While still on coronavirus, an extract from a book End of Days by Sylvia Browne, supposedly a psychic, is being quoted extensively to make the claim that she had predicted it way back in 2008. ‘In around 2020, a severe pneumonia-like illness will spread throughout the globe, attacking the lungs and the bronchial tubes and resisting known treatments… .’ Some suggest that before her, the 16th century mystic Nostradamus had predicted coronavirus a good 500 years ago in the 16th century when he warned of ‘a great global plague’. But what use are these predictions if the best of medical research failed to anticipate the pandemic to be ready with a vaccine or a drug to tame the new virus from the old corona family?
Meanwhile, lazy bones like myself who had stopped taking their morning constitutionals in the Lodhi Garden, or lately, in the equally large and pleasing Sundar Nursery Park in Nizamuddin East at the onset of winter, have found yet another excuse to skip the trouble for a few days more thanks to the advent of coronavirus in the capital. Aren’t you supposed to keep away from public places as far as possible? That’s the excuse to sleep through the mornings till Holi ushers in the real Delhi summer next week.
IF MEMORY SERVES me right, the eminent jurist-cum-public commentator, Nani Palkhivala, first put together his post-Budget speeches to crowded Mumbai audiences in a book form. Nani’s dissection of the socialist-era budgets was a big event in the annual calendar of woke Mumbaikars who would try and secure a place in the designated hall where he was scheduled to speak hours before the start of the address. A few years later, they shifted the venue to an open maidan in order to accommodate the surging crowds who were earlier locked out of the enclosed hall. The compilation of the annual post-Budget Palkhivala lectures in book form helped to popularise economic reforms and entrepreneurship in the heyday of the dirigiste economic order. Next, one saw journalist Arun Shourie compile his newspaper articles-cum-exposés in book form and self-publish it. These books did pretty well, considering that Shourie by then had become a household name in big metros.

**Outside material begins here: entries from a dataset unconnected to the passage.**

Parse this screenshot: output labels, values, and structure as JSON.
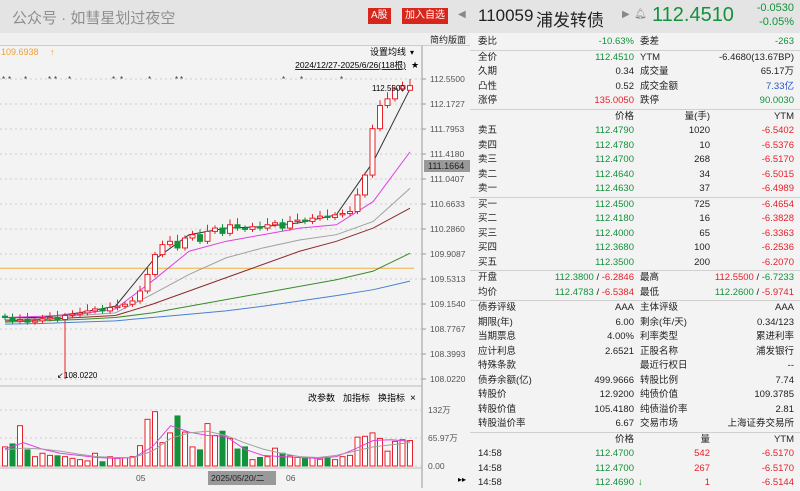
{
  "toolbar": {
    "a_share": "A股",
    "add_watch": "加入自选",
    "layout": "简约版面"
  },
  "header": {
    "code": "110059",
    "name": "浦发转债",
    "price": "112.4510",
    "change": "-0.0530",
    "change_pct": "-0.05%"
  },
  "quote": {
    "weibi_label": "委比",
    "weibi": "-10.63%",
    "weicha_label": "委差",
    "weicha": "-263",
    "rows": [
      {
        "l1": "全价",
        "v1": "112.4510",
        "c1": "g",
        "l2": "YTM",
        "v2": "-6.4680(13.67BP)",
        "c2": ""
      },
      {
        "l1": "久期",
        "v1": "0.34",
        "c1": "",
        "l2": "成交量",
        "v2": "65.17万",
        "c2": ""
      },
      {
        "l1": "凸性",
        "v1": "0.52",
        "c1": "",
        "l2": "成交金额",
        "v2": "7.33亿",
        "c2": "b"
      },
      {
        "l1": "涨停",
        "v1": "135.0050",
        "c1": "r",
        "l2": "跌停",
        "v2": "90.0030",
        "c2": "g"
      }
    ]
  },
  "orderbook": {
    "headers": {
      "price": "价格",
      "qty": "量(手)",
      "ytm": "YTM"
    },
    "asks": [
      {
        "label": "卖五",
        "price": "112.4790",
        "qty": "1020",
        "ytm": "-6.5402"
      },
      {
        "label": "卖四",
        "price": "112.4780",
        "qty": "10",
        "ytm": "-6.5376"
      },
      {
        "label": "卖三",
        "price": "112.4700",
        "qty": "268",
        "ytm": "-6.5170"
      },
      {
        "label": "卖二",
        "price": "112.4640",
        "qty": "34",
        "ytm": "-6.5015"
      },
      {
        "label": "卖一",
        "price": "112.4630",
        "qty": "37",
        "ytm": "-6.4989"
      }
    ],
    "bids": [
      {
        "label": "买一",
        "price": "112.4500",
        "qty": "725",
        "ytm": "-6.4654"
      },
      {
        "label": "买二",
        "price": "112.4180",
        "qty": "16",
        "ytm": "-6.3828"
      },
      {
        "label": "买三",
        "price": "112.4000",
        "qty": "65",
        "ytm": "-6.3363"
      },
      {
        "label": "买四",
        "price": "112.3680",
        "qty": "100",
        "ytm": "-6.2536"
      },
      {
        "label": "买五",
        "price": "112.3500",
        "qty": "200",
        "ytm": "-6.2070"
      }
    ]
  },
  "ohlc": {
    "open_label": "开盘",
    "open": "112.3800",
    "open_ytm": "-6.2846",
    "high_label": "最高",
    "high": "112.5500",
    "high_ytm": "-6.7233",
    "avg_label": "均价",
    "avg": "112.4783",
    "avg_ytm": "-6.5384",
    "low_label": "最低",
    "low": "112.2600",
    "low_ytm": "-5.9741"
  },
  "info": [
    {
      "l1": "债券评级",
      "v1": "AAA",
      "l2": "主体评级",
      "v2": "AAA"
    },
    {
      "l1": "期限(年)",
      "v1": "6.00",
      "l2": "剩余(年/天)",
      "v2": "0.34/123"
    },
    {
      "l1": "当期票息",
      "v1": "4.00%",
      "l2": "利率类型",
      "v2": "累进利率"
    },
    {
      "l1": "应计利息",
      "v1": "2.6521",
      "l2": "正股名称",
      "v2": "浦发银行"
    },
    {
      "l1": "特殊条款",
      "v1": "",
      "l2": "最近行权日",
      "v2": "--"
    },
    {
      "l1": "债券余额(亿)",
      "v1": "499.9666",
      "l2": "转股比例",
      "v2": "7.74"
    },
    {
      "l1": "转股价",
      "v1": "12.9200",
      "l2": "纯债价值",
      "v2": "109.3785"
    },
    {
      "l1": "转股价值",
      "v1": "105.4180",
      "l2": "纯债溢价率",
      "v2": "2.81"
    },
    {
      "l1": "转股溢价率",
      "v1": "6.67",
      "l2": "交易市场",
      "v2": "上海证券交易所"
    }
  ],
  "ticks": {
    "headers": {
      "price": "价格",
      "qty": "量",
      "ytm": "YTM"
    },
    "rows": [
      {
        "time": "14:58",
        "price": "112.4700",
        "qty": "542",
        "ytm": "-6.5170",
        "arrow": ""
      },
      {
        "time": "14:58",
        "price": "112.4700",
        "qty": "267",
        "ytm": "-6.5170",
        "arrow": ""
      },
      {
        "time": "14:58",
        "price": "112.4690",
        "qty": "1",
        "ytm": "-6.5144",
        "arrow": "↓"
      }
    ]
  },
  "watermark": "公众号 · 如彗星划过夜空",
  "chart_labels": {
    "set_ma": "设置均线",
    "range": "2024/12/27-2025/6/26(118根)",
    "ref_line": "109.6938",
    "high_mark": "112.5500",
    "low_mark": "108.0220",
    "cur_price": "111.1664",
    "change_param": "改参数",
    "add_ind": "加指标",
    "swap_ind": "换指标",
    "date_cursor": "2025/05/20/二",
    "month_05": "05",
    "month_06": "06"
  },
  "chart_data": {
    "type": "candlestick",
    "price_ticks": [
      "112.5500",
      "112.1727",
      "111.7953",
      "111.4180",
      "111.0407",
      "110.6633",
      "110.2860",
      "109.9087",
      "109.5313",
      "109.1540",
      "108.7767",
      "108.3993",
      "108.0220"
    ],
    "ylim": [
      108.022,
      112.55
    ],
    "closes": [
      108.95,
      108.9,
      108.92,
      108.88,
      108.9,
      108.93,
      108.95,
      108.92,
      108.98,
      109.0,
      109.02,
      109.05,
      109.08,
      109.05,
      109.1,
      109.12,
      109.15,
      109.2,
      109.35,
      109.6,
      109.9,
      110.05,
      110.1,
      110.0,
      110.15,
      110.2,
      110.1,
      110.25,
      110.3,
      110.22,
      110.35,
      110.3,
      110.28,
      110.32,
      110.3,
      110.35,
      110.38,
      110.3,
      110.4,
      110.42,
      110.4,
      110.45,
      110.48,
      110.46,
      110.5,
      110.52,
      110.55,
      110.8,
      111.1,
      111.8,
      112.15,
      112.25,
      112.4,
      112.45,
      112.45
    ],
    "ref_line": 109.6938,
    "ma_lines": [
      {
        "name": "MA5",
        "color": "#333333",
        "values": [
          108.95,
          108.95,
          109.02,
          109.12,
          109.8,
          110.2,
          110.3,
          110.32,
          110.38,
          110.5,
          111.3,
          112.4
        ]
      },
      {
        "name": "MA10",
        "color": "#e040e0",
        "values": [
          108.95,
          108.97,
          109.0,
          109.08,
          109.5,
          109.95,
          110.1,
          110.2,
          110.3,
          110.35,
          110.7,
          111.45
        ]
      },
      {
        "name": "MA20",
        "color": "#a0a0a0",
        "values": [
          108.92,
          108.94,
          108.98,
          109.02,
          109.3,
          109.6,
          109.85,
          110.0,
          110.12,
          110.2,
          110.4,
          110.9
        ]
      },
      {
        "name": "MA30",
        "color": "#8b2a2a",
        "values": [
          108.9,
          108.92,
          108.95,
          108.98,
          109.15,
          109.35,
          109.55,
          109.75,
          109.95,
          110.1,
          110.3,
          110.6
        ]
      },
      {
        "name": "MA60",
        "color": "#3a8a2a",
        "values": [
          108.88,
          108.9,
          108.92,
          108.95,
          109.02,
          109.12,
          109.22,
          109.32,
          109.42,
          109.52,
          109.65,
          109.92
        ]
      },
      {
        "name": "MA120",
        "color": "#4a80d0",
        "values": [
          108.85,
          108.86,
          108.88,
          108.9,
          108.95,
          109.0,
          109.05,
          109.12,
          109.2,
          109.28,
          109.37,
          109.5
        ]
      }
    ],
    "volume_ticks": [
      "132万",
      "65.97万",
      "0.00"
    ],
    "volume_max": 132,
    "volumes": [
      45,
      52,
      95,
      38,
      22,
      30,
      25,
      24,
      22,
      18,
      15,
      12,
      30,
      10,
      22,
      18,
      20,
      22,
      48,
      110,
      128,
      55,
      78,
      118,
      80,
      45,
      38,
      100,
      72,
      82,
      65,
      40,
      45,
      15,
      20,
      22,
      42,
      30,
      24,
      20,
      18,
      20,
      16,
      18,
      15,
      22,
      25,
      68,
      70,
      78,
      65,
      35,
      58,
      62,
      60
    ],
    "volume_ma": [
      {
        "color": "#e040e0",
        "values": [
          40,
          55,
          40,
          30,
          25,
          20,
          18,
          20,
          45,
          95,
          80,
          72,
          70,
          40,
          25,
          22,
          20,
          18,
          22,
          40,
          60,
          62,
          58
        ]
      },
      {
        "color": "#a0a0a0",
        "values": [
          38,
          42,
          40,
          35,
          28,
          22,
          20,
          20,
          35,
          65,
          78,
          82,
          72,
          55,
          40,
          30,
          22,
          20,
          25,
          35,
          45,
          50,
          55
        ]
      }
    ]
  }
}
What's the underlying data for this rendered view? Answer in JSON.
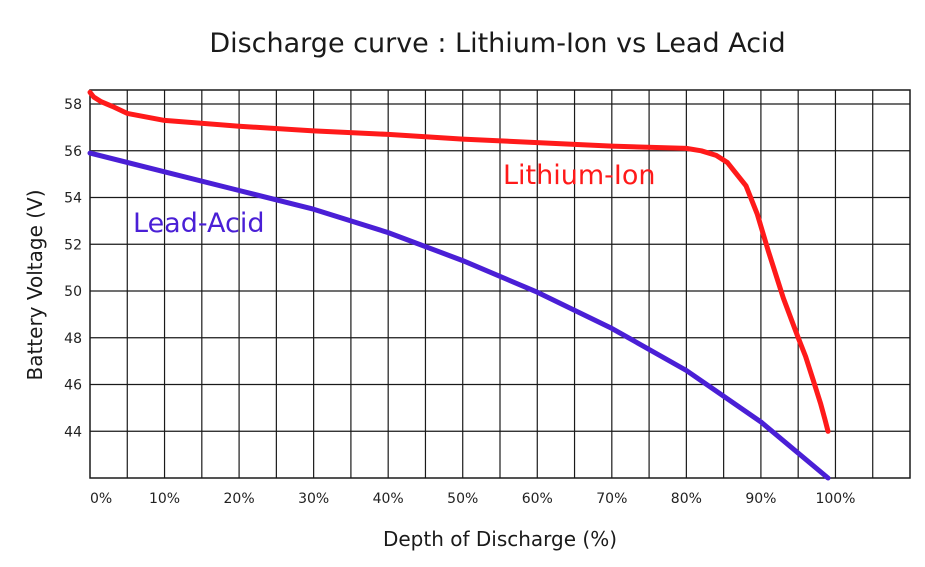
{
  "chart_data": {
    "type": "line",
    "title": "Discharge curve : Lithium-Ion vs Lead Acid",
    "xlabel": "Depth of Discharge (%)",
    "ylabel": "Battery Voltage (V)",
    "x_ticks": [
      "0%",
      "10%",
      "20%",
      "30%",
      "40%",
      "50%",
      "60%",
      "70%",
      "80%",
      "90%",
      "100%"
    ],
    "y_ticks": [
      "44",
      "46",
      "48",
      "50",
      "52",
      "54",
      "56",
      "58"
    ],
    "xlim": [
      0,
      110
    ],
    "ylim": [
      42,
      58.6
    ],
    "grid": true,
    "series": [
      {
        "name": "Lithium-Ion",
        "color": "#ff1a1a",
        "x": [
          0,
          0.5,
          1.5,
          3,
          5,
          10,
          20,
          30,
          40,
          50,
          60,
          70,
          80,
          82,
          84,
          85.5,
          86.5,
          88,
          89.5,
          91,
          93,
          95,
          96,
          97,
          98,
          98.6,
          99
        ],
        "y": [
          58.5,
          58.3,
          58.1,
          57.9,
          57.6,
          57.3,
          57.05,
          56.85,
          56.7,
          56.5,
          56.35,
          56.2,
          56.1,
          56.0,
          55.8,
          55.5,
          55.1,
          54.5,
          53.3,
          51.7,
          49.7,
          48.0,
          47.2,
          46.2,
          45.2,
          44.5,
          44.0
        ]
      },
      {
        "name": "Lead-Acid",
        "color": "#4a1fd6",
        "x": [
          0,
          10,
          20,
          30,
          40,
          50,
          60,
          70,
          80,
          90,
          99
        ],
        "y": [
          55.9,
          55.1,
          54.3,
          53.5,
          52.5,
          51.3,
          49.95,
          48.4,
          46.6,
          44.4,
          42.0
        ]
      }
    ]
  }
}
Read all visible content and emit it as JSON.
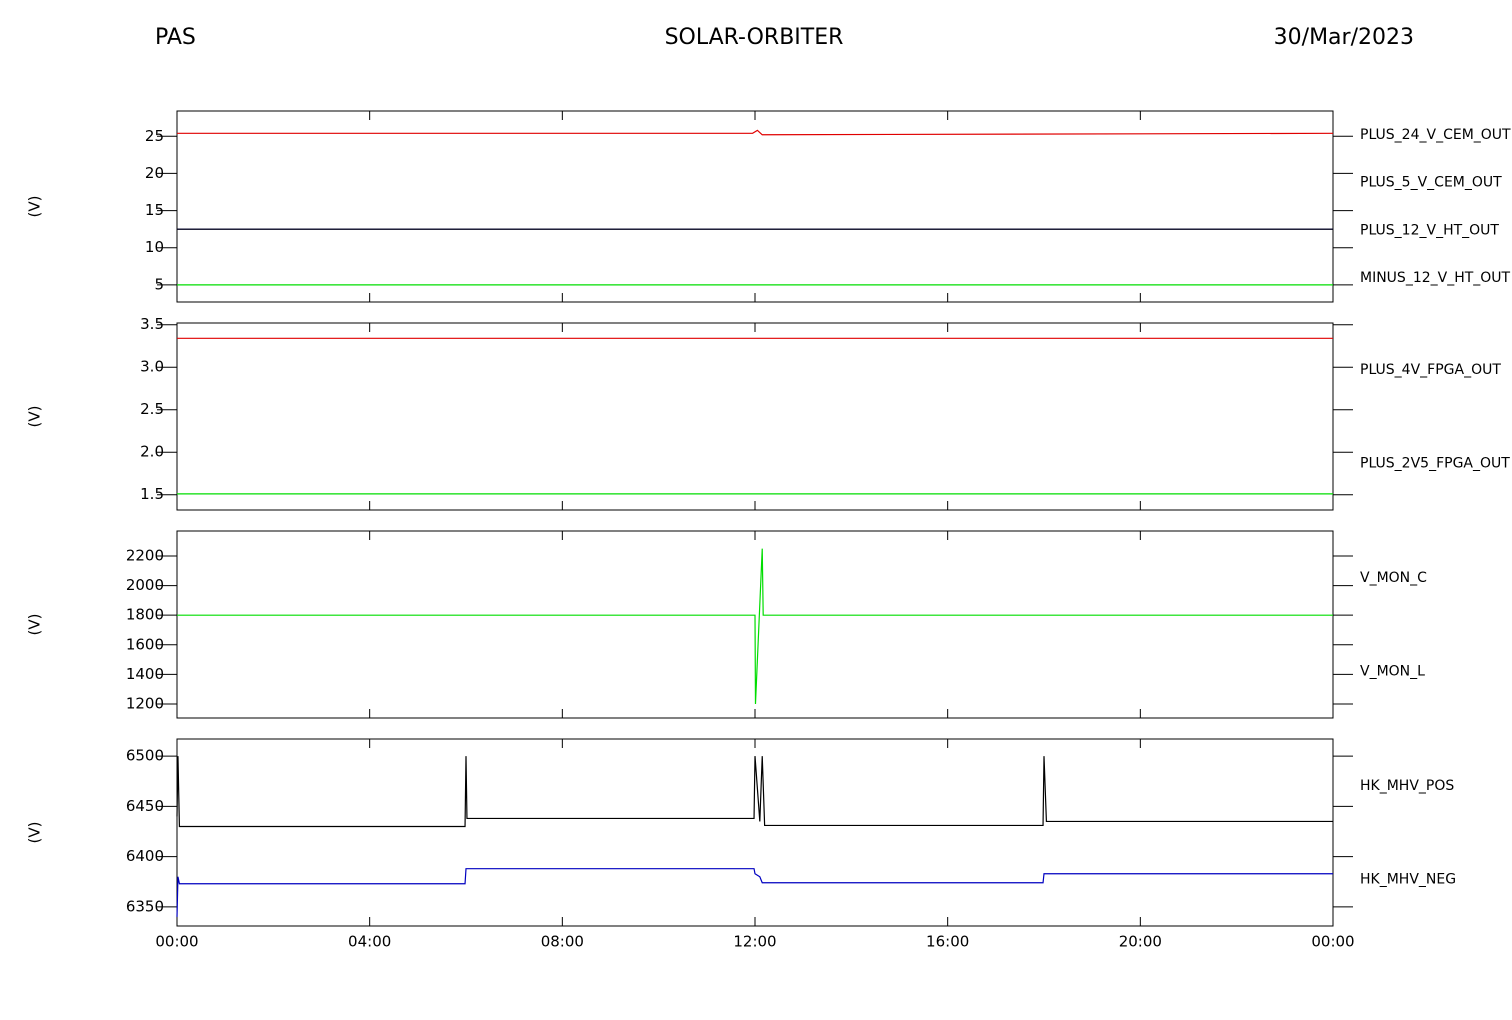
{
  "header": {
    "left": "PAS",
    "center": "SOLAR-ORBITER",
    "right": "30/Mar/2023"
  },
  "chart_data": [
    {
      "type": "line",
      "ylabel": "(V)",
      "ylim": [
        2.7,
        28.4
      ],
      "yticks": [
        5,
        10,
        15,
        20,
        25
      ],
      "x": [
        0,
        11.95,
        12.05,
        12.15,
        24
      ],
      "series": [
        {
          "name": "PLUS_24_V_CEM_OUT",
          "color": "#e00000",
          "values": [
            25.4,
            25.4,
            25.8,
            25.2,
            25.4
          ]
        },
        {
          "name": "PLUS_5_V_CEM_OUT",
          "color": "#00dd00",
          "values": [
            5.0,
            5.0,
            5.0,
            5.0,
            5.0
          ]
        },
        {
          "name": "PLUS_12_V_HT_OUT",
          "color": "#0000c0",
          "values": [
            12.5,
            12.5,
            12.5,
            12.5,
            12.5
          ]
        },
        {
          "name": "MINUS_12_V_HT_OUT",
          "color": "#000000",
          "values": [
            12.5,
            12.5,
            12.5,
            12.5,
            12.5
          ]
        }
      ]
    },
    {
      "type": "line",
      "ylabel": "(V)",
      "ylim": [
        1.32,
        3.52
      ],
      "yticks": [
        {
          "value": 1.5,
          "label": "1.5"
        },
        {
          "value": 2,
          "label": "2.0"
        },
        {
          "value": 2.5,
          "label": "2.5"
        },
        {
          "value": 3,
          "label": "3.0"
        },
        {
          "value": 3.5,
          "label": "3.5"
        }
      ],
      "x": [
        0,
        24
      ],
      "series": [
        {
          "name": "PLUS_4V_FPGA_OUT",
          "color": "#e00000",
          "values": [
            3.34,
            3.34
          ]
        },
        {
          "name": "PLUS_2V5_FPGA_OUT",
          "color": "#00dd00",
          "values": [
            1.51,
            1.51
          ]
        }
      ]
    },
    {
      "type": "line",
      "ylabel": "(V)",
      "ylim": [
        1105,
        2369
      ],
      "yticks": [
        1200,
        1400,
        1600,
        1800,
        2000,
        2200
      ],
      "x": [
        0,
        12.0,
        12.01,
        12.15,
        12.17,
        24
      ],
      "series": [
        {
          "name": "V_MON_C",
          "color": "#e00000",
          "values": [
            null,
            null,
            null,
            null,
            null,
            null
          ]
        },
        {
          "name": "V_MON_L",
          "color": "#00dd00",
          "values": [
            1800,
            1800,
            1200,
            2250,
            1800,
            1800
          ]
        }
      ]
    },
    {
      "type": "line",
      "ylabel": "(V)",
      "ylim": [
        6331,
        6517
      ],
      "yticks": [
        6350,
        6400,
        6450,
        6500
      ],
      "xlim": [
        0,
        24
      ],
      "xticks": [
        {
          "value": 0,
          "label": "00:00"
        },
        {
          "value": 4,
          "label": "04:00"
        },
        {
          "value": 8,
          "label": "08:00"
        },
        {
          "value": 12,
          "label": "12:00"
        },
        {
          "value": 16,
          "label": "16:00"
        },
        {
          "value": 20,
          "label": "20:00"
        },
        {
          "value": 24,
          "label": "00:00"
        }
      ],
      "x": [
        0,
        0.02,
        0.05,
        5.98,
        6.0,
        6.02,
        11.98,
        12.0,
        12.1,
        12.15,
        12.2,
        17.98,
        18.0,
        18.05,
        24
      ],
      "series": [
        {
          "name": "HK_MHV_POS",
          "color": "#000000",
          "values": [
            6440,
            6500,
            6430,
            6430,
            6500,
            6438,
            6438,
            6500,
            6435,
            6500,
            6431,
            6431,
            6500,
            6435,
            6435
          ]
        },
        {
          "name": "HK_MHV_NEG",
          "color": "#0000c0",
          "values": [
            6340,
            6380,
            6373,
            6373,
            6388,
            6388,
            6388,
            6383,
            6380,
            6374,
            6374,
            6374,
            6383,
            6383,
            6383
          ]
        }
      ]
    }
  ]
}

Now, Abhishek Singhvi, one of the top Supreme Court lawyers, has come out with a book.
From The Trenches is about the most important cases he fought: from the Sabarimala temple case (he argued against the right of women to worship there) to Cyrus Mistry against Tata Sons, and many more. A rather colourful man, Singhvi juggles many hats, as the back flap notes with ease: an eminent jurist, third-term parliamentarian, columnist, thinker and commentator… and seniormost national spokesperson of the Congress. Singhvi has dedicated the book to his mother and his wife ‘for being an inseparable part of [his] life’. Readers can profit from the backstories of some of the more newsy court cases the author, an ultimate insider, relates in the book from his perspective.